驚くべきは、その告知画像の内容でした。自身のイラストとともに、本人来店、写真撮影なども行います、という一文が堂々と記されていたのです。刑事事件の被告人という身の上のまま、ファンとの交流を目的とした集客イベントを大々的に打ち出す姿勢は、これまでの芸能界の常識を覆すものといえるでしょう。
この動きに対し、SNS上では戸惑いや厳しい批判の声が相次いでいます。
『裁判中なのに、まるで何事もなかったかのように営業活動をする神経が理解できない』
『被害者がいる事件なのだから、せめて判決が出るまでは自粛するのが筋ではないか』
『本人に会いたいと思う人がいることも驚きだし、このタイミングでイベントを強行する周囲の判断も疑問』
一方で、法的な観点から見れば、身柄を拘束されていない以上、生計を立てるために働くこと自体は制限されません。しかし、エンターテインメント業界における社会的責任や、被害感情への配慮という側面から見れば、この積極的な露出はあまりにもリスキーな選択に映ります。反省の意を示しながら法廷に立つ姿と、笑顔で写真撮影に応じる現場のギャップに、多くの人々が釈然としない思いを抱いているのは事実でしょう。

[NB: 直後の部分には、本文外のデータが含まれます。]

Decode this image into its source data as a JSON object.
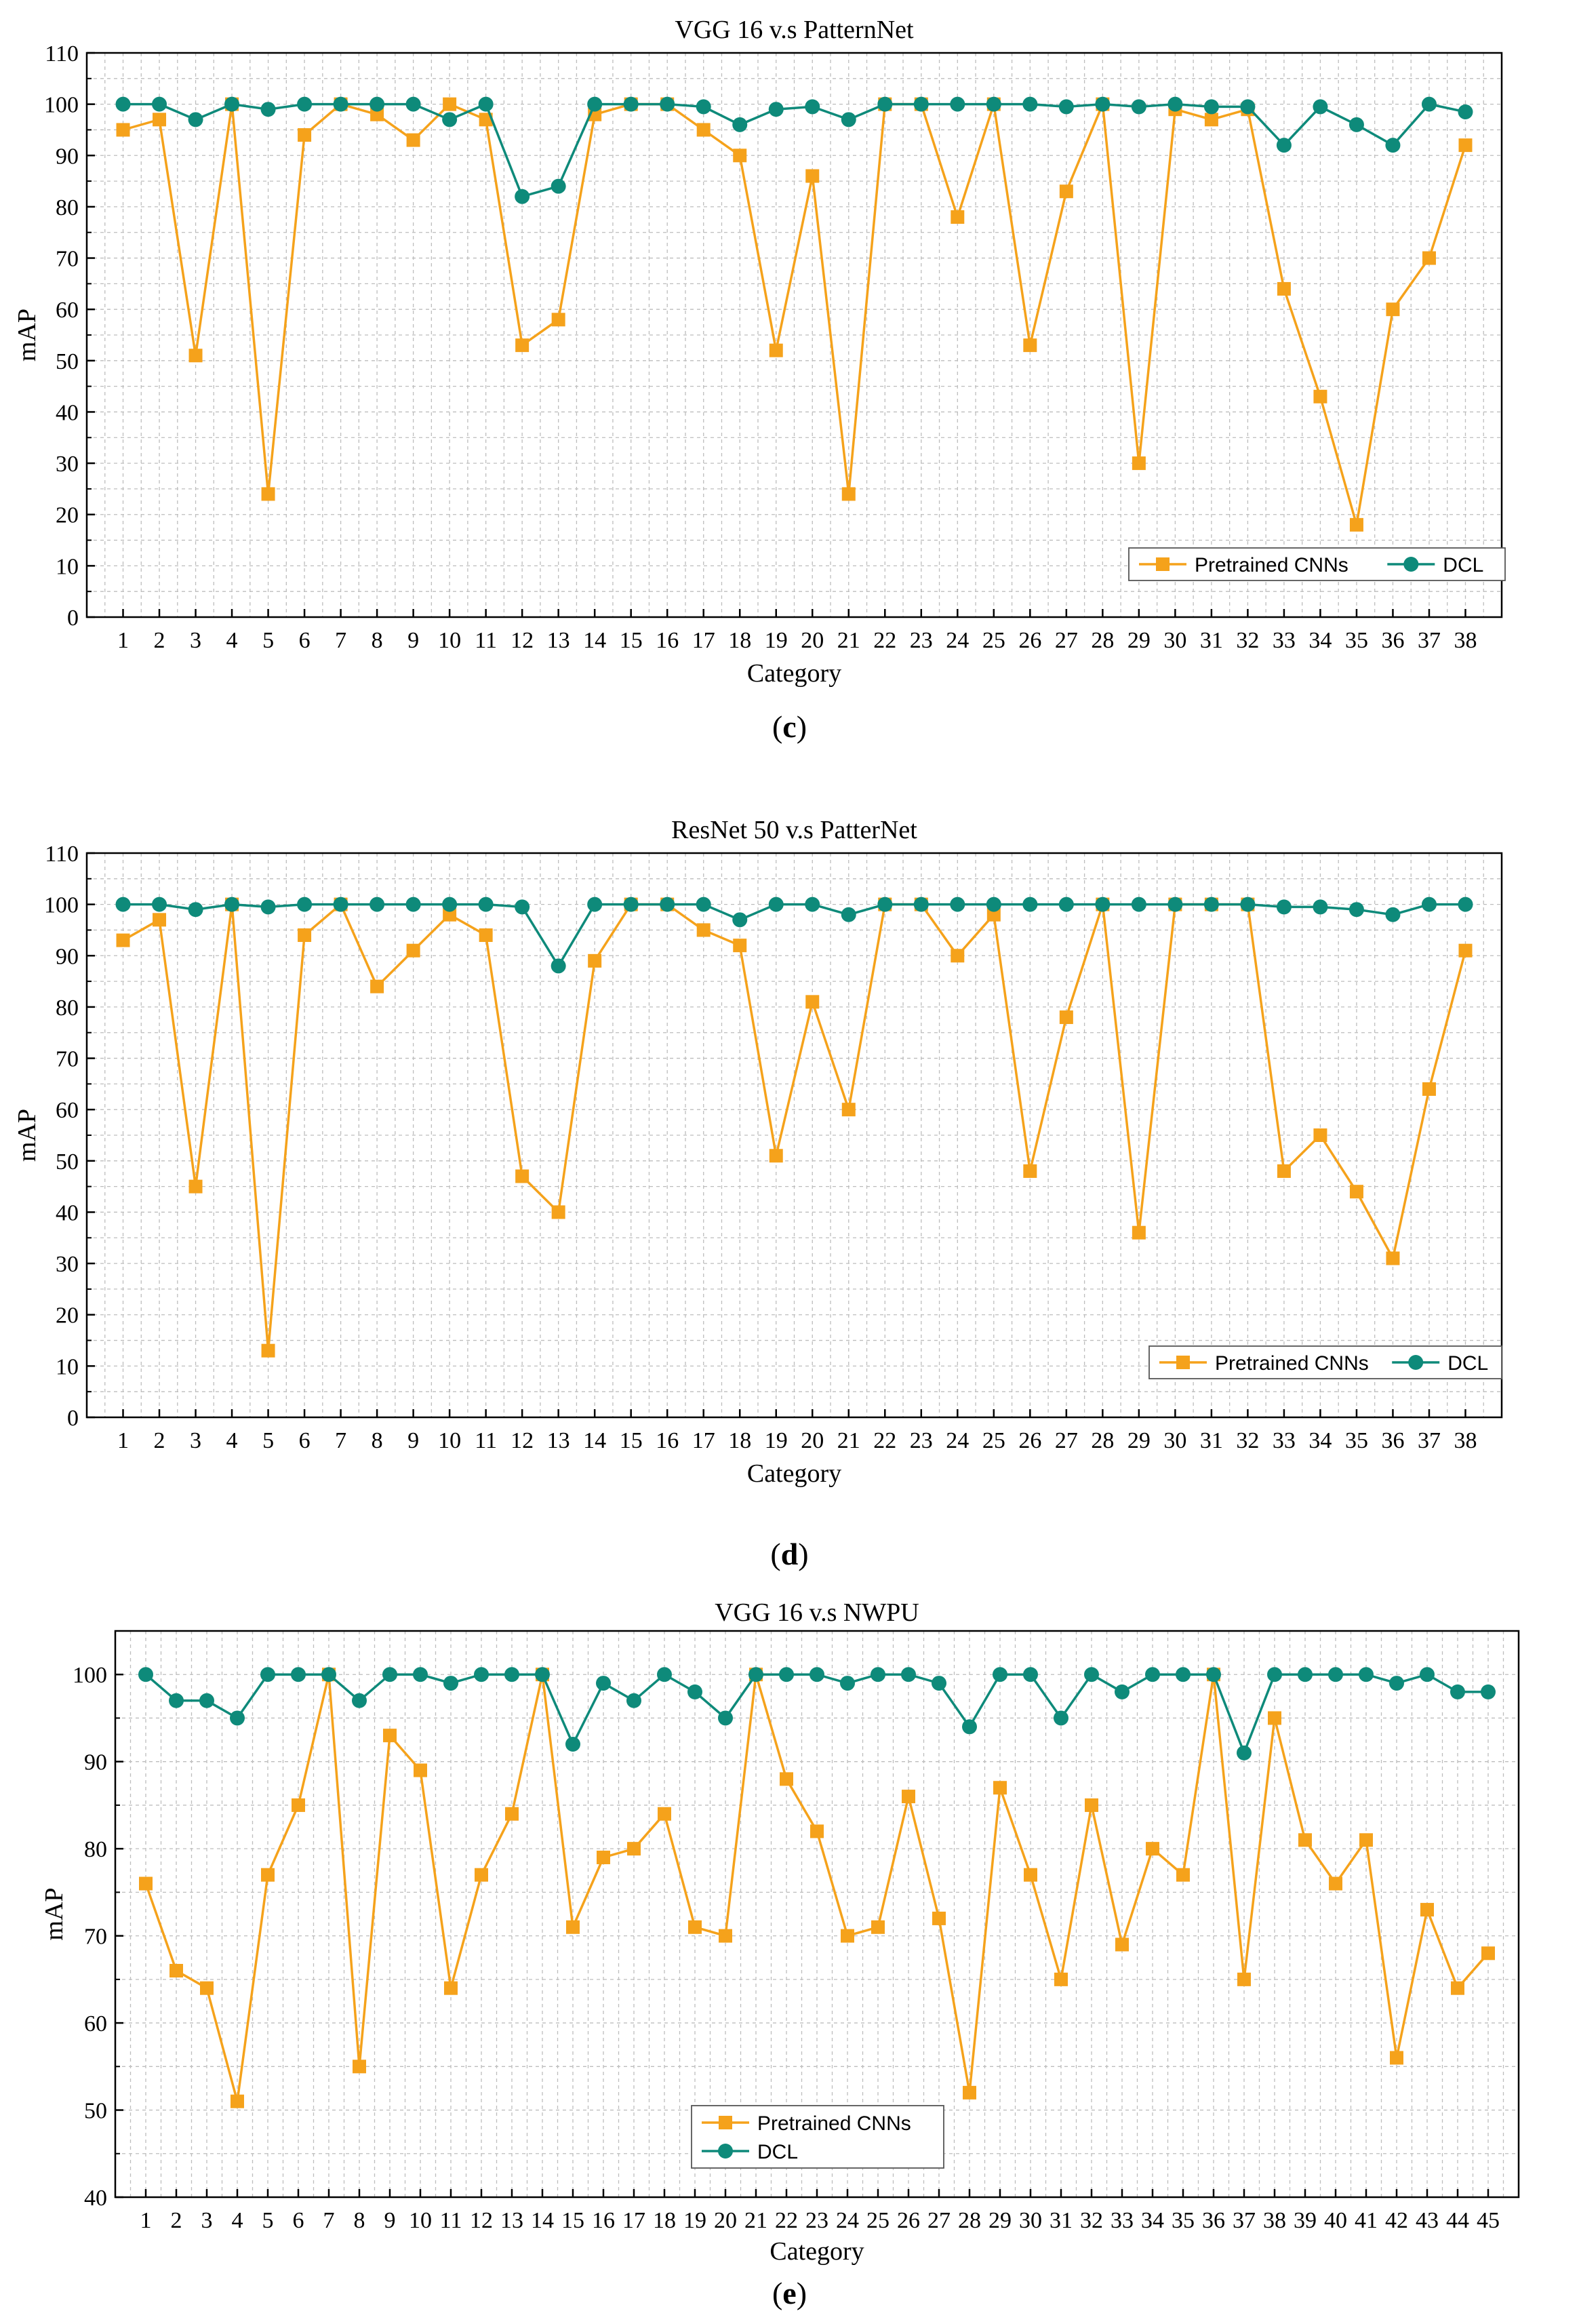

19日の投稿でも、当初の予定通り販売を開始することが改めて告知されました。場所は甲府市内の老舗ペットショップ前。この週末、現地にはどのような光景が広がるのでしょうか。罪の重さを問う法廷の厳粛な空気と、甘い香りが漂う販売ブース。あまりにも対照的な二つの世界を同時に歩もうとする斉藤被告の姿に、世間の関心は冷ややかな好奇心へと形を変えつつあります。
ビジネスとしての継続は自由だとしても、そこに漂う一種の開き直りとも取れる演出が、今後の判決や社会復帰の道のりにどう影響するのか。
注視していく必要がありそうです。